What if, in our homes, our schools, and our businesses, we shifted to a four-day work week?  In other words, the work-at-home day could happen every week on Friday.  This would leave Saturday for rest, and Sunday for worship.  I believe the work hours during the first four days of the week might need to be extended, but I suspect that some efficiencies would be gained by less time spent "starting and stopping"  and going to and from our work and school places. 

While I'm on a roll, I'll add here that I have often wished that people who live at our latitude could somehow give more recognition in our schedules to the fact that daylight hours vary enormously throughout the year.  Basically, I believe that God gave us daylight for work, and night for rest.  

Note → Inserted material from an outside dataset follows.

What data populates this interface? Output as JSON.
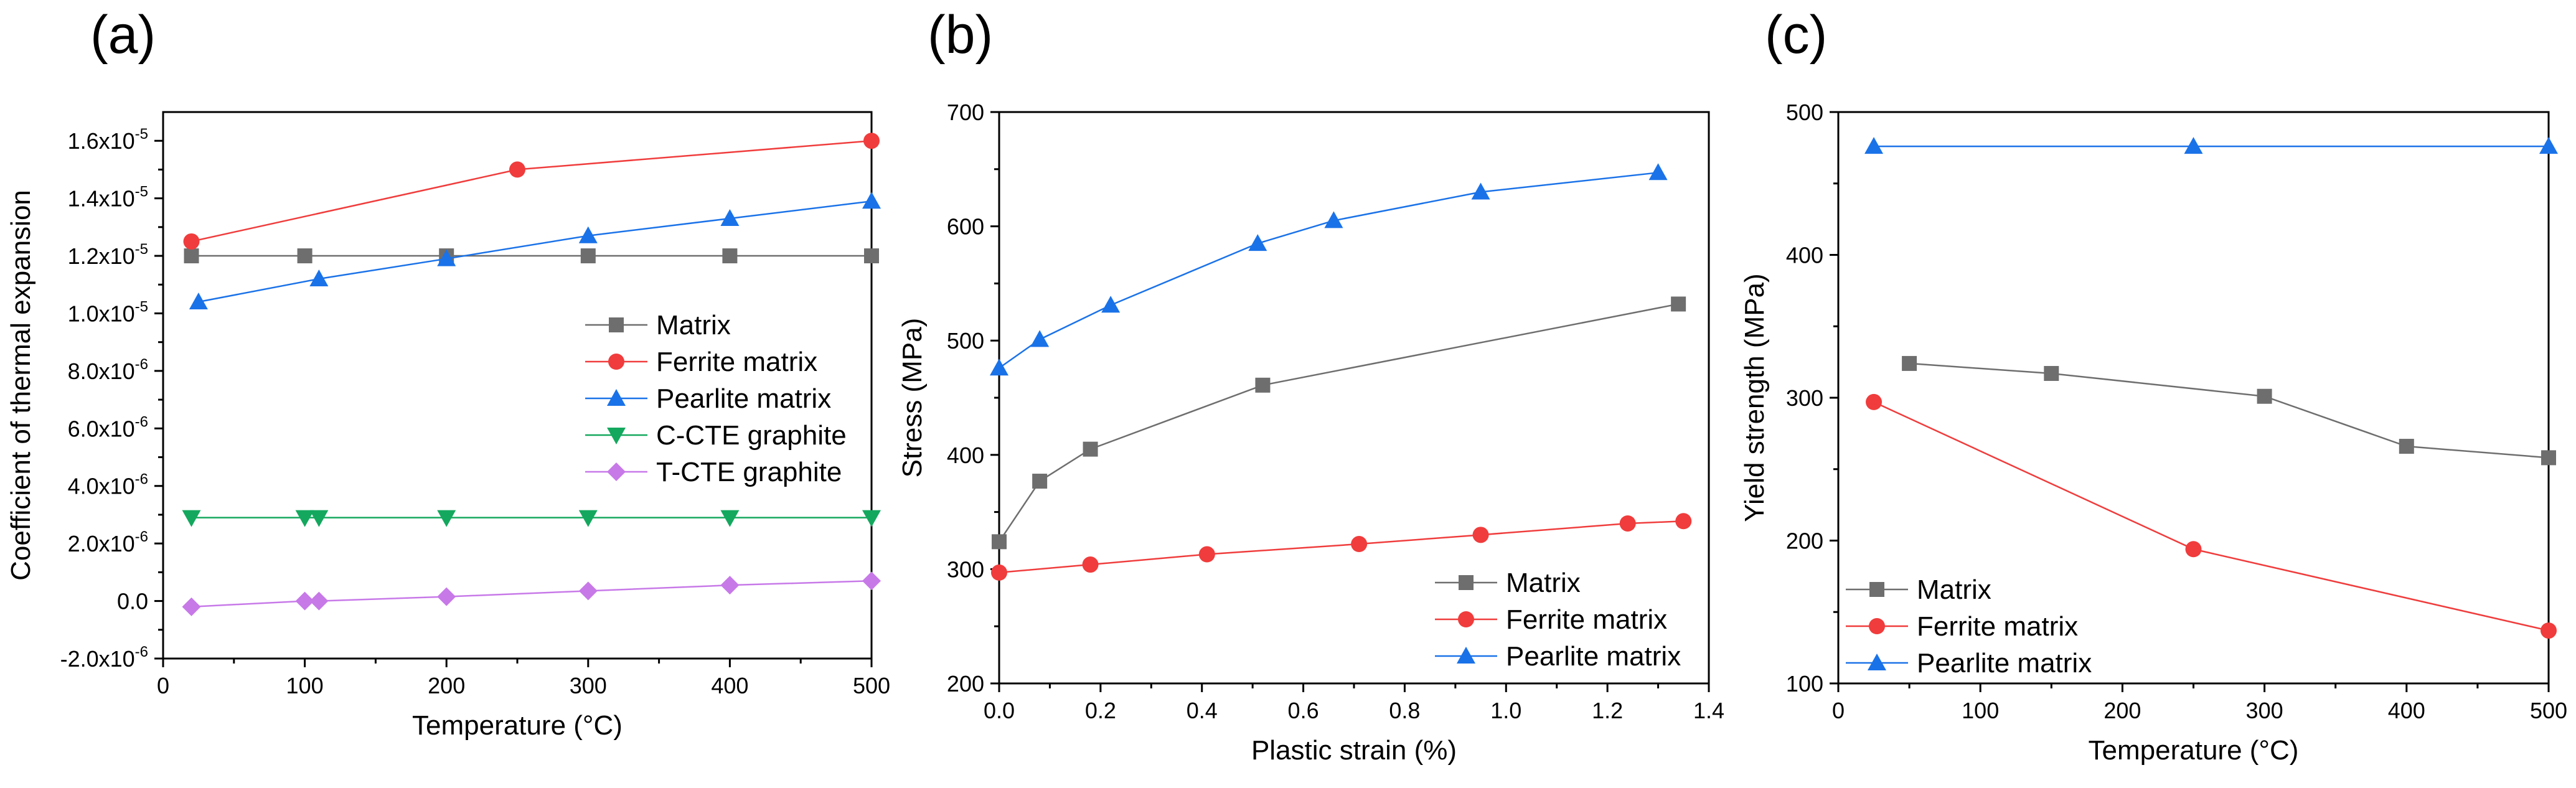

The Sabbath for the Jews begins on Friday evening at sundown.  This means that far more rest occurs during the "short day/long night" portion of the year than otherwise. Anyone involved in agriculture knows that crop production requires many hours of hard work, so it's fortunate that the days are long during this period.  In other words, far more work could occur during the long day/short night portion of the year than otherwise.

I don't have any illusions about being able to figure this out now, for everyone, for all time.  Nevertheless, I long to see at least small steps being taken toward a more sustainable way of ordering our lives.  Perhaps there's no better time than now, having just come through the most major societal disruption of routine in our lifetime.  

What if a reordering of our routines turns out to be one of the most durable blessings of our time in "the wilderness?"  What if labor, rest, and worship could be restored to balance on our watch?  I can think of no better prospect for looking back on the pandemic with gratitude rather than lament.